Syakila hanya mengangguk paham, sambil terus mengikuti langkah anak bos-nya dengan tangan yang saling menaut tanpa ia sadari.

Setelah makan siang dan shalat Zhuhur di pusat perbelanjaan itu, Syakila diajak oleh Bu Sukoco ke sebuah salon kecantikan.

Sementara Devan, lelaki itu pamit ke kantor sebentar untuk menuntaskan pekerjaannya. Lelaki itu berjanji akan segera kembali setelah pekerjaannya selesai.

"Mau ngapain kita ke sini, Bu?" tanya Syakila heran.

Sayangnya, Bu Sukoco hanya tersenyum simpul menanggapinya.

"Tolong buat gadis cantik ini seanggun bidadari. Yang natural aja, tapi elegan." Bu Sukoco justru berbicara pada salah satu laki-laki kemayu yang sudah berdiri menyambut.

"Tenang marindang Bu Sukoco ... Aku akan buat dia makin cantik sampai-sampai Ibu sendiri tidak mengenalnya nanti," sahut si lelaki kemayu yang bernama Susi, alias Susilo, dengan logat mendayu-dayu.

"Bagus. Ayok segera diproses," ujar Bu Sukoco.

"Calon mantu, ya?" bisik Susi.

"Iya. Sudah, jangan banyak tanya lagi."

Syakila sempat memperhatikan interaksi keduanya. 'Sepertinya tempat dan orang-orang di sini sudah akrab dengan Bu Sukoco,' batin Syakila.

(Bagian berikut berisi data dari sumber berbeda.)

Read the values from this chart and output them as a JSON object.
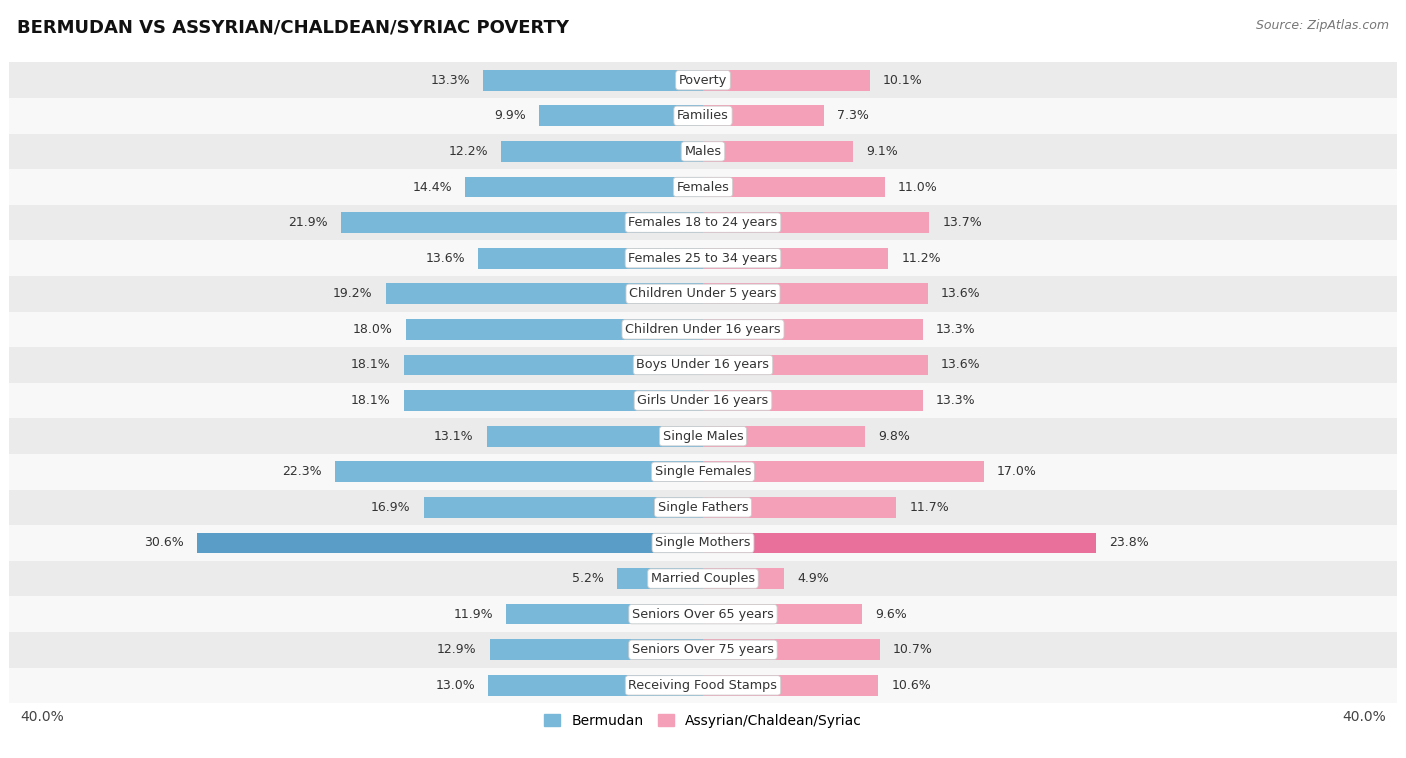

Lalu, gadis itu pasrah ketika wajahnya di bubuhi berbagai cream yang sebelumnya tak pernah ia pakai. Bahkan ntuk namanya saja, Syakila tidak tahu.

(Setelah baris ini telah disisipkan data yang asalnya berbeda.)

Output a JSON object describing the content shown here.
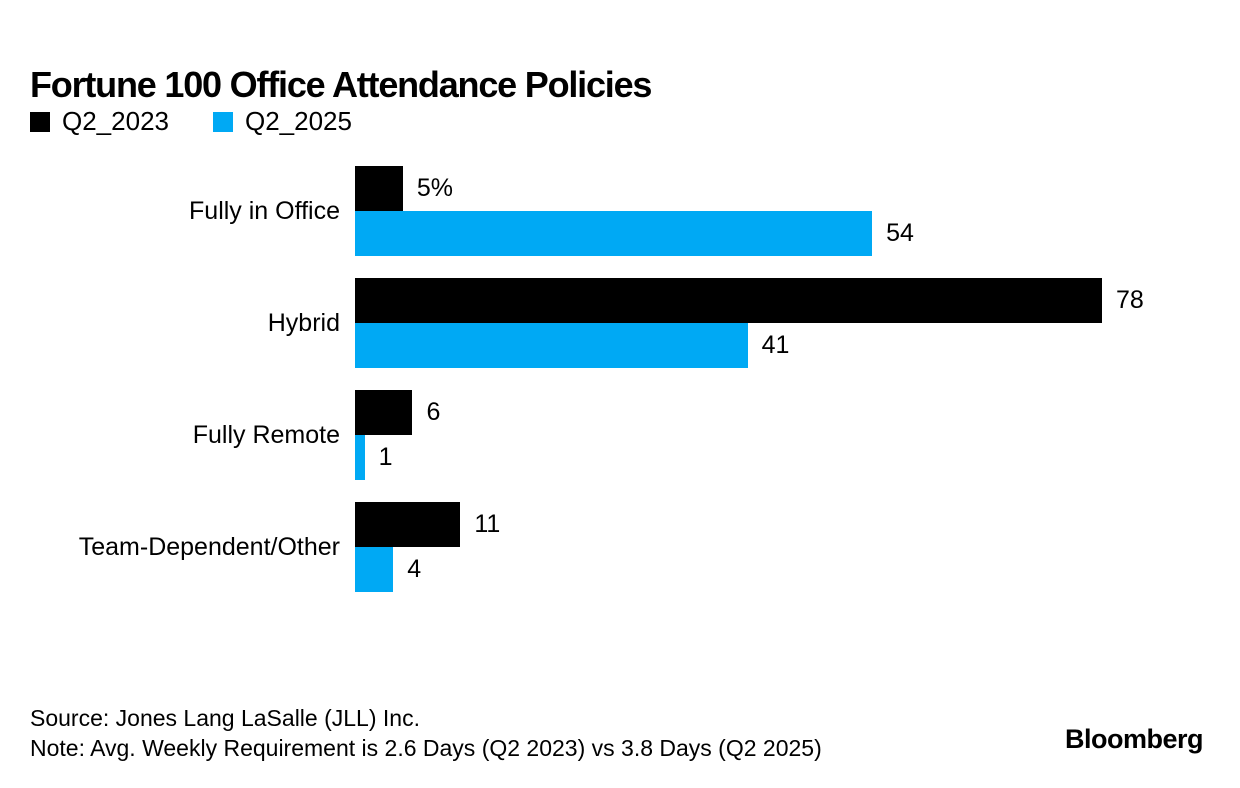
{
  "title": "Fortune 100 Office Attendance Policies",
  "chart_data": {
    "type": "bar",
    "orientation": "horizontal",
    "title": "Fortune 100 Office Attendance Policies",
    "categories": [
      "Fully in Office",
      "Hybrid",
      "Fully Remote",
      "Team-Dependent/Other"
    ],
    "series": [
      {
        "name": "Q2_2023",
        "color": "#000000",
        "values": [
          5,
          78,
          6,
          11
        ],
        "value_labels": [
          "5%",
          "78",
          "6",
          "11"
        ]
      },
      {
        "name": "Q2_2025",
        "color": "#00A9F4",
        "values": [
          54,
          41,
          1,
          4
        ],
        "value_labels": [
          "54",
          "41",
          "1",
          "4"
        ]
      }
    ],
    "xlim": [
      0,
      78
    ],
    "legend_position": "top-left",
    "grid": false,
    "value_labels_visible": true,
    "axis_ticks_visible": false
  },
  "footer": {
    "source": "Source: Jones Lang LaSalle (JLL) Inc.",
    "note": "Note: Avg. Weekly Requirement is 2.6 Days (Q2 2023) vs 3.8 Days (Q2 2025)",
    "brand": "Bloomberg"
  }
}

Beberapa menit dipoles, kini Syakila sudah siap dengan riasan cantik di wajahnya, membuat gadis itu semakin cantik nan elegan.

"Bagaimana hasilnya? Oke, pakai banget, kan?" ucap si lelaki gemulai membanggakan hasil karya jari jemari lentiknya.

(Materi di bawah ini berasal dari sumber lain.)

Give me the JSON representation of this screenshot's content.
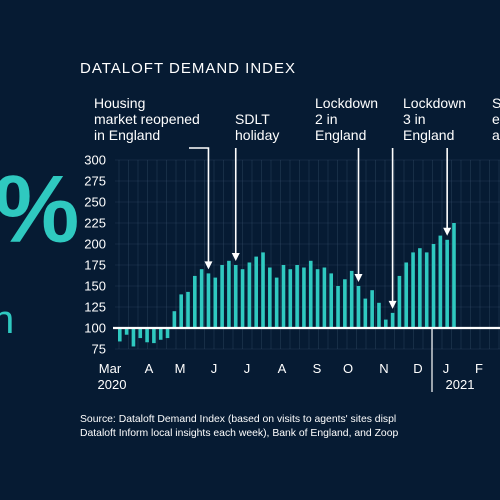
{
  "stat": {
    "value": "%",
    "line1": "n",
    "line2": ""
  },
  "chart_data": {
    "type": "bar",
    "title": "DATALOFT DEMAND INDEX",
    "baseline": 100,
    "ylim": [
      75,
      300
    ],
    "yticks": [
      "300",
      "275",
      "250",
      "225",
      "200",
      "175",
      "150",
      "125",
      "100",
      "75"
    ],
    "x_month_labels": [
      "Mar",
      "A",
      "M",
      "J",
      "J",
      "A",
      "S",
      "O",
      "N",
      "D",
      "J",
      "F"
    ],
    "x_year_labels": [
      "2020",
      "2021"
    ],
    "values": [
      84,
      92,
      78,
      88,
      83,
      82,
      86,
      88,
      120,
      140,
      143,
      162,
      170,
      165,
      160,
      175,
      180,
      175,
      170,
      178,
      185,
      190,
      172,
      160,
      175,
      170,
      175,
      172,
      180,
      170,
      172,
      165,
      150,
      158,
      168,
      150,
      135,
      145,
      130,
      110,
      118,
      162,
      178,
      190,
      195,
      190,
      200,
      210,
      205,
      225
    ],
    "annotations": [
      {
        "lines": [
          "Housing",
          "market reopened",
          "in England"
        ],
        "bar": 13
      },
      {
        "lines": [
          "SDLT",
          "holiday"
        ],
        "bar": 17
      },
      {
        "lines": [
          "Lockdown",
          "2 in",
          "England"
        ],
        "bar": 35
      },
      {
        "lines": [
          "Lockdown",
          "3 in",
          "England"
        ],
        "bar": 40
      },
      {
        "lines": [
          "S",
          "e",
          "a"
        ],
        "bar": 48
      }
    ]
  },
  "source": {
    "line1": "Source: Dataloft Demand Index (based on visits to agents' sites displ",
    "line2": "Dataloft Inform local insights each week), Bank of England, and Zoop"
  },
  "colors": {
    "background": "#061b33",
    "bar": "#2fc9c0",
    "accent": "#2fc9c0",
    "grid": "#3b5570"
  }
}
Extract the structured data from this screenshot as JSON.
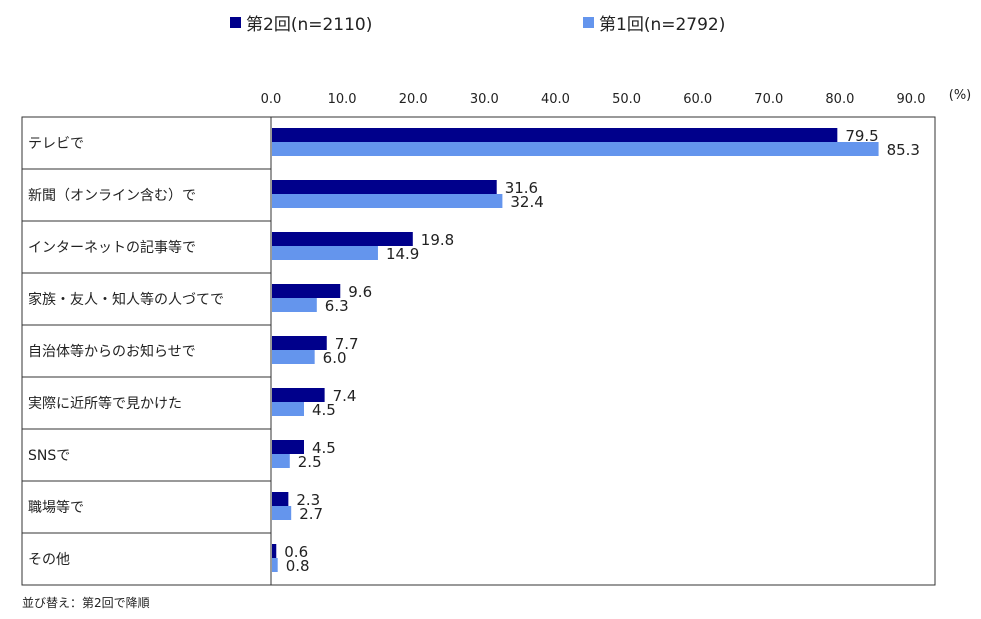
{
  "chart_data": {
    "type": "bar",
    "orientation": "horizontal",
    "unit_label": "(%)",
    "categories": [
      "テレビで",
      "新聞（オンライン含む）で",
      "インターネットの記事等で",
      "家族・友人・知人等の人づてで",
      "自治体等からのお知らせで",
      "実際に近所等で見かけた",
      "SNSで",
      "職場等で",
      "その他"
    ],
    "series": [
      {
        "name": "第2回(n=2110)",
        "color": "#00008b",
        "values": [
          79.5,
          31.6,
          19.8,
          9.6,
          7.7,
          7.4,
          4.5,
          2.3,
          0.6
        ]
      },
      {
        "name": "第1回(n=2792)",
        "color": "#6495ed",
        "values": [
          85.3,
          32.4,
          14.9,
          6.3,
          6.0,
          4.5,
          2.5,
          2.7,
          0.8
        ]
      }
    ],
    "ticks": [
      "0.0",
      "10.0",
      "20.0",
      "30.0",
      "40.0",
      "50.0",
      "60.0",
      "70.0",
      "80.0",
      "90.0"
    ],
    "xlim": [
      0,
      90
    ],
    "grid": false,
    "legend_position": "top"
  },
  "footnote": "並び替え：第2回で降順"
}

Beberapa detik Bu Sukoco benar-benar pangling dengan wajah polos Syakila yang sudah menjelma menjadi cantik mempesona bak bidadari.

Sungguh, hanya butuh sedikit polesan saja, wanita itu sudah dapat mengalahkan kecantikan artis-artis yang sering nongol di TV.

"Sempurna!" puji Bu Sukoco seraya menggerakkan jarinya membentuk lingkaran.

Syakila sendiri pangling dengan penampakan dirinya ketika di cermin. Ia ingin memungkiri bahwa itu bukan dirinya, tetapi faktanya wajah dalam cermin itu adalah pantulan dari dirinya yang sudah disulap oleh Susi.

"Sekarang tinggal bajunya. Susi ... Keluarkan koleksi baju muslim modern terbaik kamu yang paling cocok untuk Syakila," titah Bu Sukoco, dan segera dilaksanakan oleh Susi dan beberapa asistennya.

"Apa tidak berlebihan, Bu? Memangnya, saya mau diajak kemana?" tanya Syakila.

"Mau ke acara ulang tahun cucu Ibu," jawab Bu Sukoco.

Kening Syakila mengernyit. "Terus, kenapa malah saya yang didandani, kenapa bukan Ibu?"

"Iya, nanti Ibu juga di-make up, kok."

Syakila akhirnya diam menurut. Termasuk ketika pada akhirnya harus berganti pakaian dengan baju yang Susi pilihkan untuknya.

"Calon mantunya cantik, pasti mau ada acara lamaran ya?" bisik Susi lagi pada Bu Sukoco.

Deg!

Kali ini telinga Syakila dapat mendengarnya dengan jelas. Hatinya bertanya-tanya tentang lamaran yang diucapkan lelaki kemayu itu.

'Siapa yang lamaran?'

Gadis itu menggeleng cepat, untuk menghilangkan bayangan menyakitkan saat mantan kekasihnya mempermalukan dirinya di acara pertunangan mantannya dahulu.

Sepertinya, Syakila trauma dengan acara-acara pesta seperti itu ... Mampukah dia menghadapinya suatu saat nanti?